Sviluppare presenza per diventare presenza non risolve il dolore e la fatica dell’esistenza piuttosto li colloca all’interno di essa, dona loro il posto che gli spetta, conferendo senso e ampiezza. Nascono così accettazione e accoglienza.

Nella meditazione quindi si osserva e si va in profondità per rimanere aperti e per essere.

Si osserva con attenzione e senza giudizio per cercare un rapporto autentico con i mutamenti del nostro corpo sviluppando saldezza, stabilità e concentrazione. Si osservano i dolori e i piaceri fisici, il respiro, gli stati emotivi e mentali. Si osserva per comprendere cosa sta realmente accadendo nel presente con il fine di sviluppare continuità d’attenzione.
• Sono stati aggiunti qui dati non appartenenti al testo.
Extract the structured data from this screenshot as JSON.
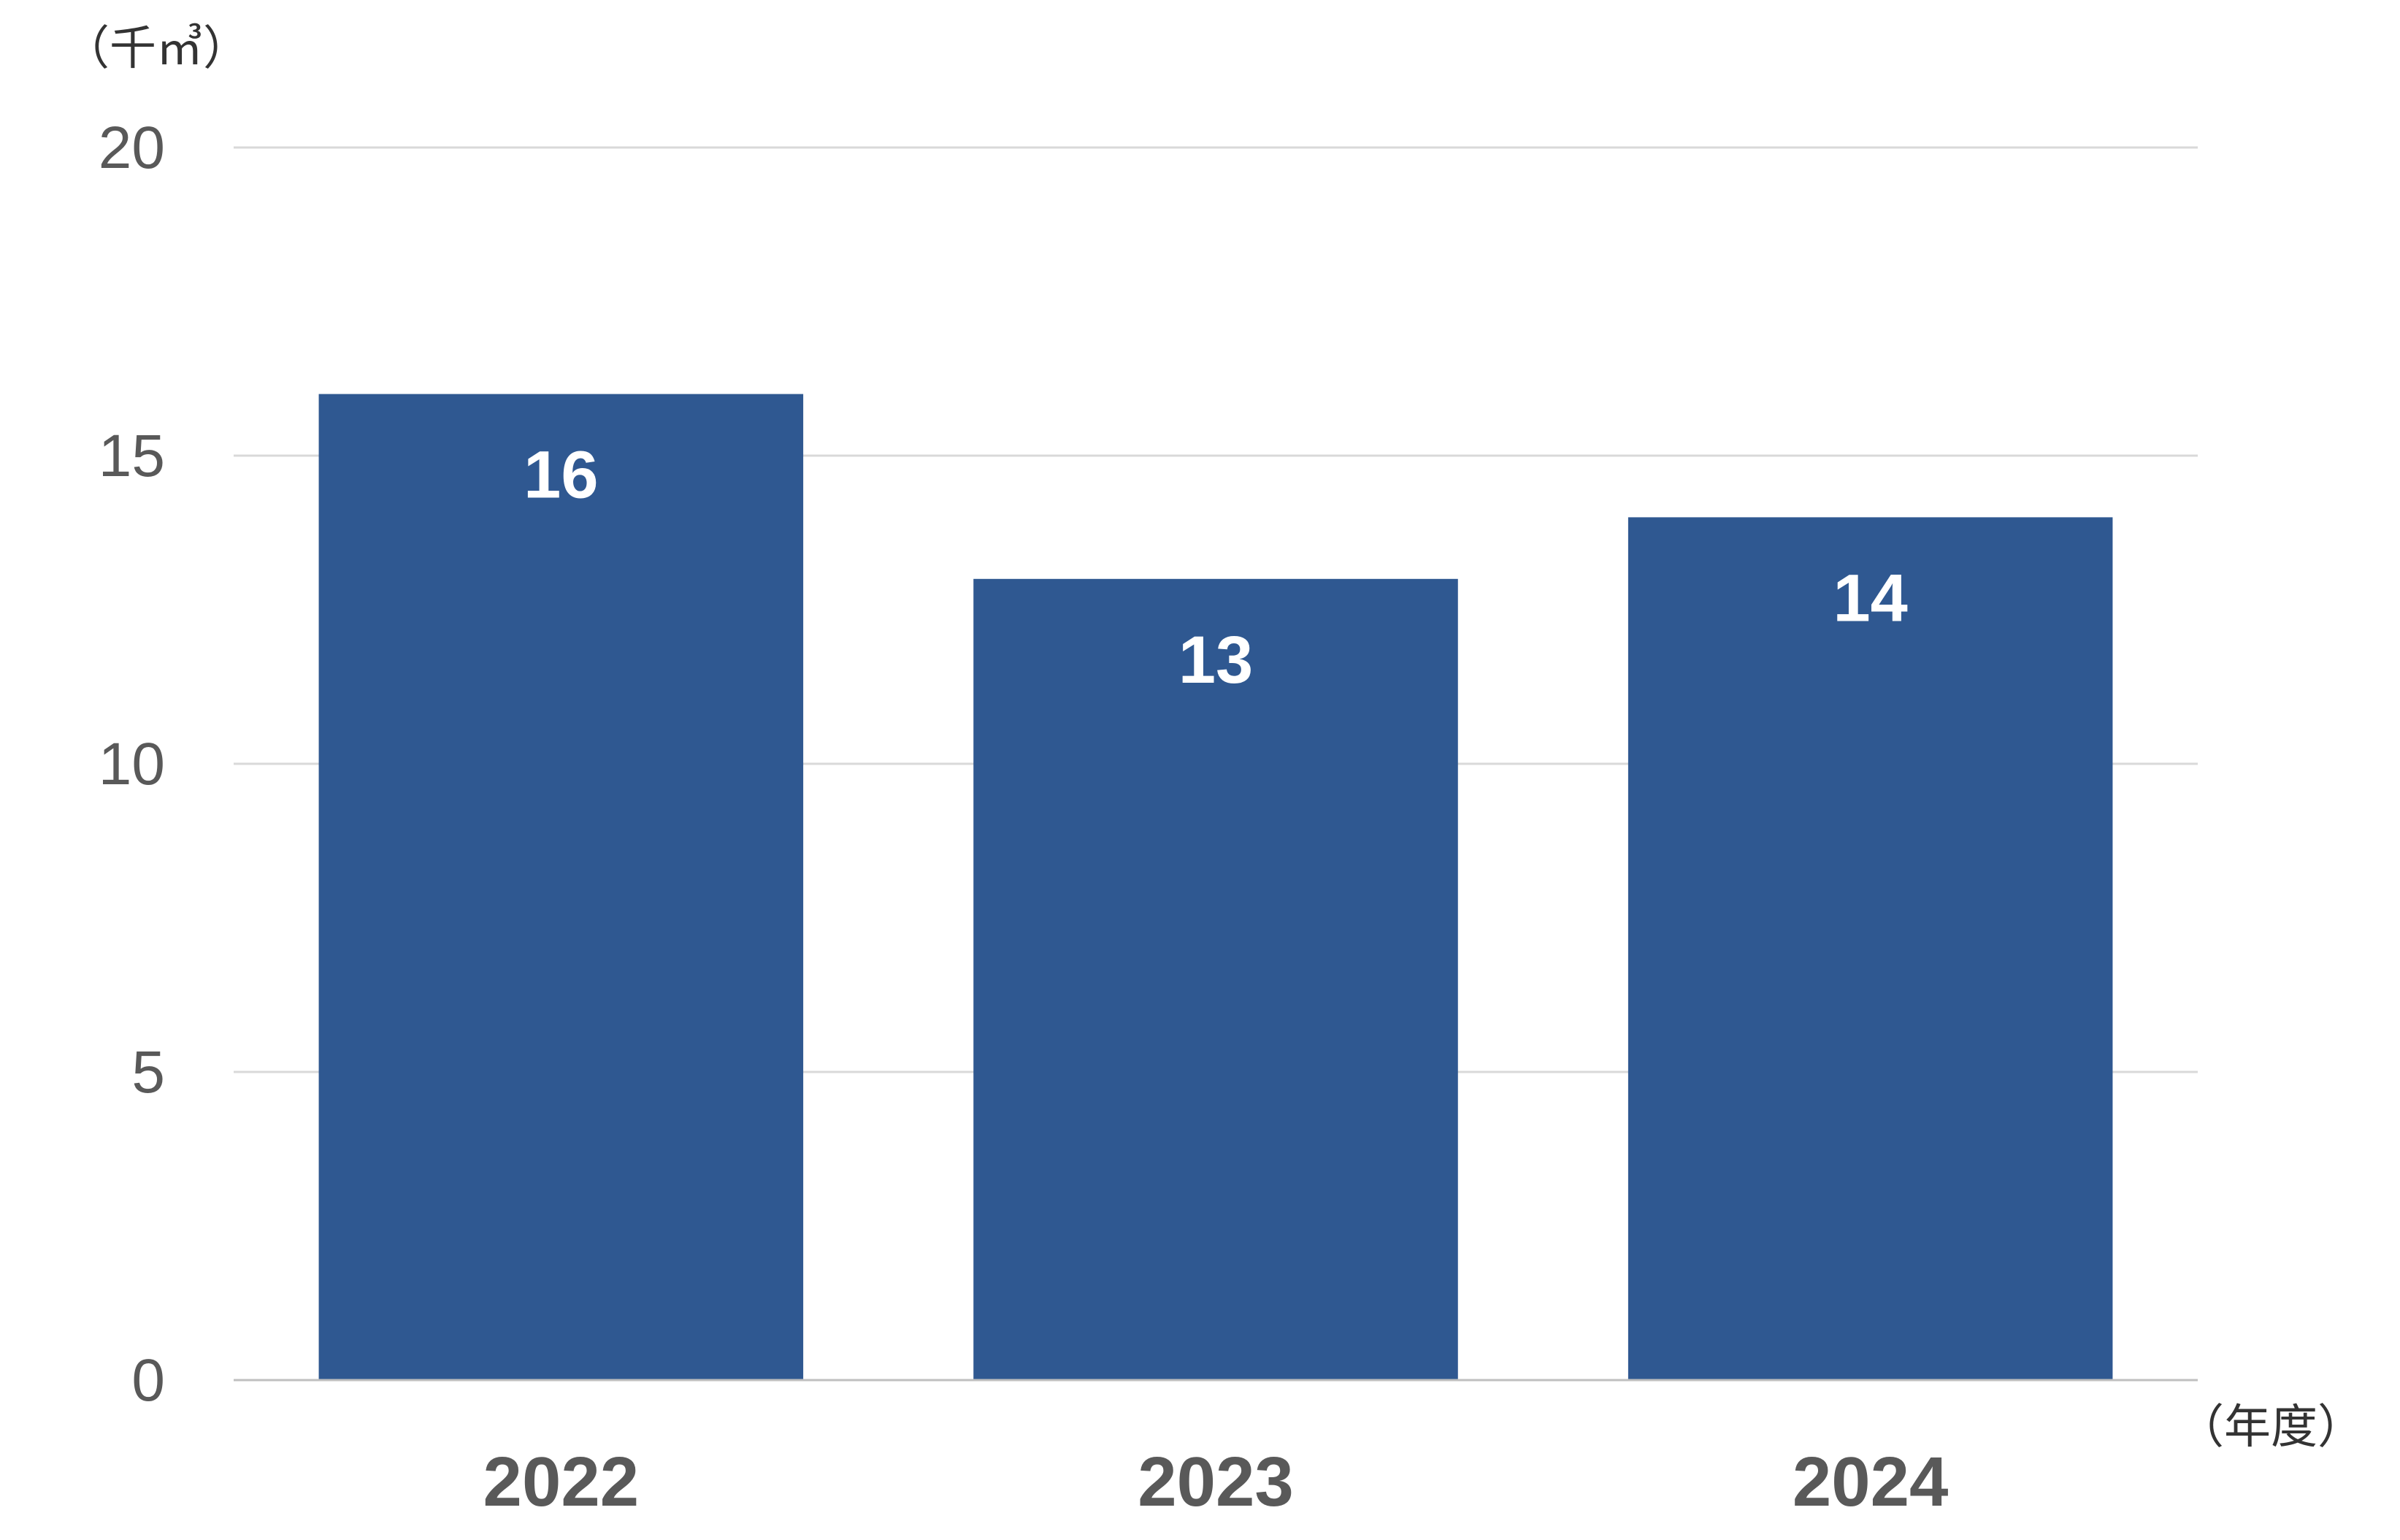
{
  "chart_data": {
    "type": "bar",
    "ylabel": "（千㎥）",
    "xlabel": "（年度）",
    "categories": [
      "2022",
      "2023",
      "2024"
    ],
    "values": [
      16,
      13,
      14
    ],
    "data_labels": [
      "16",
      "13",
      "14"
    ],
    "ylim": [
      0,
      20
    ],
    "yticks": [
      0,
      5,
      10,
      15,
      20
    ],
    "ytick_labels": [
      "0",
      "5",
      "10",
      "15",
      "20"
    ],
    "grid": true,
    "legend": "none",
    "bar_color": "#2f5891"
  }
}
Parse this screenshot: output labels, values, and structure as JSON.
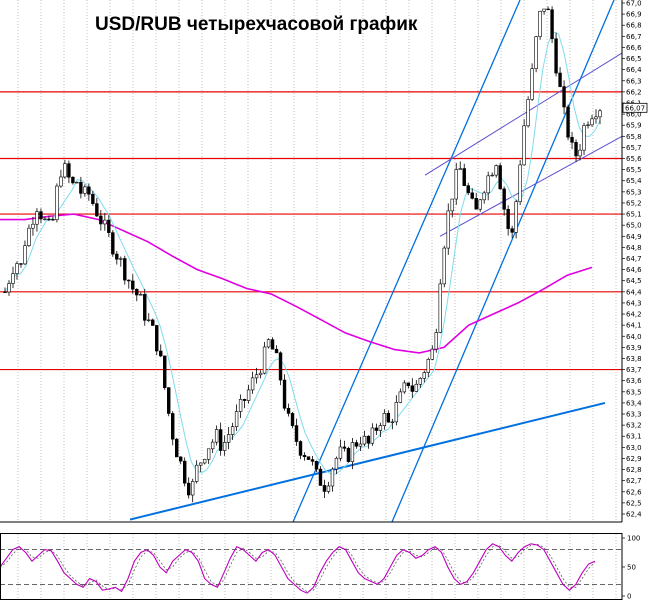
{
  "chart_data": {
    "type": "line",
    "subtype": "candlestick",
    "title": "USD/RUB четырехчасовой график",
    "y_axis": {
      "side": "right",
      "range": [
        62.35,
        67.0
      ],
      "ticks": [
        "67,0",
        "66,9",
        "66,8",
        "66,7",
        "66,6",
        "66,5",
        "66,4",
        "66,3",
        "66,2",
        "66,1",
        "66,0",
        "65,9",
        "65,8",
        "65,7",
        "65,6",
        "65,5",
        "65,4",
        "65,3",
        "65,2",
        "65,1",
        "65,0",
        "64,9",
        "64,8",
        "64,7",
        "64,6",
        "64,5",
        "64,4",
        "64,3",
        "64,2",
        "64,1",
        "64,0",
        "63,9",
        "63,8",
        "63,7",
        "63,6",
        "63,5",
        "63,4",
        "63,3",
        "63,2",
        "63,1",
        "63,0",
        "62,9",
        "62,8",
        "62,7",
        "62,6",
        "62,5",
        "62,4"
      ],
      "last_price": "66,07"
    },
    "grid": "vertical dotted",
    "price_series": [
      64.4,
      64.55,
      64.7,
      64.6,
      64.9,
      65.0,
      65.2,
      65.1,
      65.0,
      64.95,
      65.3,
      65.55,
      65.45,
      65.35,
      65.4,
      65.25,
      65.3,
      65.2,
      65.1,
      65.0,
      64.9,
      64.8,
      64.7,
      64.6,
      64.5,
      64.4,
      64.35,
      64.2,
      64.1,
      64.0,
      63.8,
      63.5,
      63.2,
      63.0,
      62.85,
      62.7,
      62.6,
      62.8,
      62.9,
      63.0,
      63.05,
      63.1,
      63.0,
      63.1,
      63.2,
      63.3,
      63.4,
      63.5,
      63.6,
      63.7,
      63.8,
      63.95,
      63.85,
      63.7,
      63.4,
      63.2,
      63.1,
      63.0,
      62.95,
      62.9,
      62.75,
      62.7,
      62.65,
      62.8,
      62.9,
      62.95,
      62.9,
      63.0,
      63.05,
      63.1,
      63.0,
      63.1,
      63.2,
      63.3,
      63.2,
      63.3,
      63.4,
      63.5,
      63.6,
      63.5,
      63.6,
      63.7,
      63.8,
      63.9,
      64.5,
      64.9,
      65.2,
      65.4,
      65.5,
      65.35,
      65.2,
      65.1,
      65.3,
      65.4,
      65.5,
      65.6,
      65.3,
      65.0,
      64.9,
      65.3,
      65.8,
      66.1,
      66.4,
      66.8,
      67.0,
      66.9,
      66.6,
      66.3,
      66.0,
      65.8,
      65.6,
      65.7,
      65.9,
      66.0,
      66.05,
      66.07
    ],
    "overlays": {
      "moving_averages": [
        {
          "color": "#7fdcec",
          "role": "fast MA"
        },
        {
          "color": "#e000e0",
          "role": "slow MA",
          "values": [
            65.05,
            65.05,
            65.08,
            65.1,
            65.05,
            64.95,
            64.85,
            64.72,
            64.6,
            64.52,
            64.43,
            64.38,
            64.27,
            64.15,
            64.03,
            63.95,
            63.88,
            63.85,
            63.9,
            64.1,
            64.2,
            64.3,
            64.42,
            64.55,
            64.62
          ]
        }
      ],
      "horizontal_levels": [
        66.2,
        65.6,
        65.1,
        64.4,
        63.7
      ],
      "level_color": "#e80000",
      "trend_color": "#0070e0",
      "channel_color": "#5a50d0"
    },
    "oscillator": {
      "ticks": [
        "100",
        "50",
        "0"
      ],
      "levels": [
        80,
        20
      ],
      "color": "#c000c0",
      "values": [
        50,
        65,
        80,
        85,
        75,
        60,
        70,
        80,
        78,
        60,
        40,
        30,
        20,
        15,
        30,
        25,
        10,
        12,
        15,
        8,
        30,
        60,
        75,
        80,
        70,
        50,
        40,
        60,
        70,
        80,
        75,
        60,
        30,
        20,
        15,
        40,
        65,
        85,
        80,
        70,
        60,
        75,
        80,
        70,
        50,
        30,
        20,
        10,
        5,
        15,
        40,
        60,
        75,
        85,
        80,
        60,
        40,
        30,
        25,
        20,
        30,
        50,
        70,
        80,
        75,
        65,
        70,
        80,
        85,
        75,
        50,
        30,
        20,
        25,
        40,
        60,
        80,
        90,
        85,
        70,
        60,
        75,
        85,
        90,
        88,
        80,
        60,
        40,
        20,
        10,
        20,
        40,
        55,
        60
      ]
    }
  }
}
Rimanere aperti ha il significato di schiudersi al processo vitale in sé e per sé,  di scorgere e quindi accettare i sentimenti e gli stati che generano i nostri particolari blocchi, impedimenti, nodi emotivi e mentali irrisolti. Porta comprensione e quiete ma induce ad andare più in profondità per tentare di capire cosa fa muovere la nostra mente, cercando di andare al nucleo della sua natura pensante e desiderante. Il tentativo è quello di passare dall’attenzione ai contenuti, cioè oggetti deconnessi tra loro mai inseriti nel fluire temporale e che tendono ad assumere senso in sé, al processo inteso come struttura  che si trasforma nel tempo e che lega un pensiero all’altro, un sentimento all’altro, un’immagine all’altra. L’attenzione si rivolge ai significati emergenti, alla qualità, al movimento e al divenire. Si aprono domande sui percorsi per giungere al senso e ai significati; si cercano le radici, gli elementi sorgivi e quelli che decadono; si osserva cosa accade e come accade, cosa produce e come si trasforma.

Se l’educativo persegue lo sviluppo della coscienza e la generazione di un sano rapporto con la realtà, la meditazione può diventare quindi un sano strumento per coltivare alcune qualità umane fondamentali in questa direzione di ricerca: il lavoro, l’amore, la contemplazione e l’autenticità.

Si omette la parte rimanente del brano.